Halfway through the book the main storyline about a cult finally surfaces when Larry meets Jenny, a young woman who is trying to convince her brother Josh to leave a cult that calls itself “The Path.” Coincidentally, this is the same cult that Bradley recently joined when he lived in California. With the help of Sam Henry, a deprogrammer with a slew of legal problems, Larry and Jenny kidnap Josh and Bradley from the clutches of the Path and its leader, Misha.
While Zvonkovic hints at this cult story early in the novel, he gets bogged down with Larry’s relationships through back stories, extraneous scenes, and snippets of conversation that don’t tie in to the novel’s theme. Zvonkovic’s dialogue has a natural rhythm and flow, but it leaves the reader wondering when the nitty-gritty of the story will appear. Zvonkovic also has the tendency to introduce characters that have no part in the story, like Millie’s roommate Hannah, who seems to be merely a sounding board for Larry. All the reader knows about Millie is that she is more of a nag than a comfort in Larry’s life.

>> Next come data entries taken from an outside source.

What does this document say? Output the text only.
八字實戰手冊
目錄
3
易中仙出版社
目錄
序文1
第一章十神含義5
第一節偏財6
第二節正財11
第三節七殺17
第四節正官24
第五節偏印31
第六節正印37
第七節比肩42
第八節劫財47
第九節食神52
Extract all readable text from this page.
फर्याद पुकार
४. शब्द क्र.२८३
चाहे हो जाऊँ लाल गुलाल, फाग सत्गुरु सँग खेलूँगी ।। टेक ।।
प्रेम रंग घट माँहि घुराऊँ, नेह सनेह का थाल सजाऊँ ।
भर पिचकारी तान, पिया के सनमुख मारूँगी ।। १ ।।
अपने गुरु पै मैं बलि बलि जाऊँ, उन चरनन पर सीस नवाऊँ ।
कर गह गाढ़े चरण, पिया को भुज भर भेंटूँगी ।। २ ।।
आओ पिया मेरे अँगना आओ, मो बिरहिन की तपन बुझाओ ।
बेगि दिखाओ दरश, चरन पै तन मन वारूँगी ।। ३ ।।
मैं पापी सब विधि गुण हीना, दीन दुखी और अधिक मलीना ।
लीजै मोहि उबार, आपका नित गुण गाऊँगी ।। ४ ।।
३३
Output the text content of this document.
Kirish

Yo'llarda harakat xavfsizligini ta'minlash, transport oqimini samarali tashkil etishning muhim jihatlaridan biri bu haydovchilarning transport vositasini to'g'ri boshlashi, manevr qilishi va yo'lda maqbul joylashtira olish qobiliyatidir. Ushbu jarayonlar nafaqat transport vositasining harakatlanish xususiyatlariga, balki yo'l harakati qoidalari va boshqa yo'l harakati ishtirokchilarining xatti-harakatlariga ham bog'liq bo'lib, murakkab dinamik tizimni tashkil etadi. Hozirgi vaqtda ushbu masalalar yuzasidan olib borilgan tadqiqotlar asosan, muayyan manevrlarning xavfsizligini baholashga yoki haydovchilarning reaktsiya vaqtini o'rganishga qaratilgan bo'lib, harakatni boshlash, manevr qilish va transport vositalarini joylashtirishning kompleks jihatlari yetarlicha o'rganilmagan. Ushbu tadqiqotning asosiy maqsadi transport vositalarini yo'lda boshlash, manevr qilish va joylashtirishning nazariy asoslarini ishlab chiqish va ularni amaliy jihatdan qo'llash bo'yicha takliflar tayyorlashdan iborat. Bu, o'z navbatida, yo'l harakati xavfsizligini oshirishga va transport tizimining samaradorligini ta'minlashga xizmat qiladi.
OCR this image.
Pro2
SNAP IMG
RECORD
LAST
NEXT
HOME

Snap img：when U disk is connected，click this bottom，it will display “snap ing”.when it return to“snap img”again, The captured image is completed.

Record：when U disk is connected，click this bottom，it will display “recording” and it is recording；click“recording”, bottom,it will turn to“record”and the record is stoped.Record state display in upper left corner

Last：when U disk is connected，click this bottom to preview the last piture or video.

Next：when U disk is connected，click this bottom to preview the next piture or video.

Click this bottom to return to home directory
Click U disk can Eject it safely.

Zvonkovic doesn’t delve much into the psychology of the relationship and what keeps them together
The story’s pace picks up with the introduction of Sam Henry and his deprogramming methods. It’s through Sam’s conversations with Larry that Zvonkovic weaves in the inner working of cults and the methods used to indoctrinate followers. However, the scenes that follow provide a mere glimpse into the process, leaving many questions unanswered.
Some readers will be disappointed in the lack of action, but the book might hit the right spot for those who are more meditative. When Mermaids Sing strives to be an introspective story and attempts to show the different path individuals take to find their niche in the world. With Larry it’s about maintaining the status quo—a respectable job, a nice apartment and a girlfriend—while Bradley is more open to exploring other avenues to find his nirvana.
The novel seems to want to be more than a story about cults, with more focus on the relationships between characters and their conversations than the actual subject matter. Ultimately, When Mermaids Sing would be a better book if Zvonkovic expanded the storyline to include more about life within The Path and less of Larry’s ruminations about Millie and his past.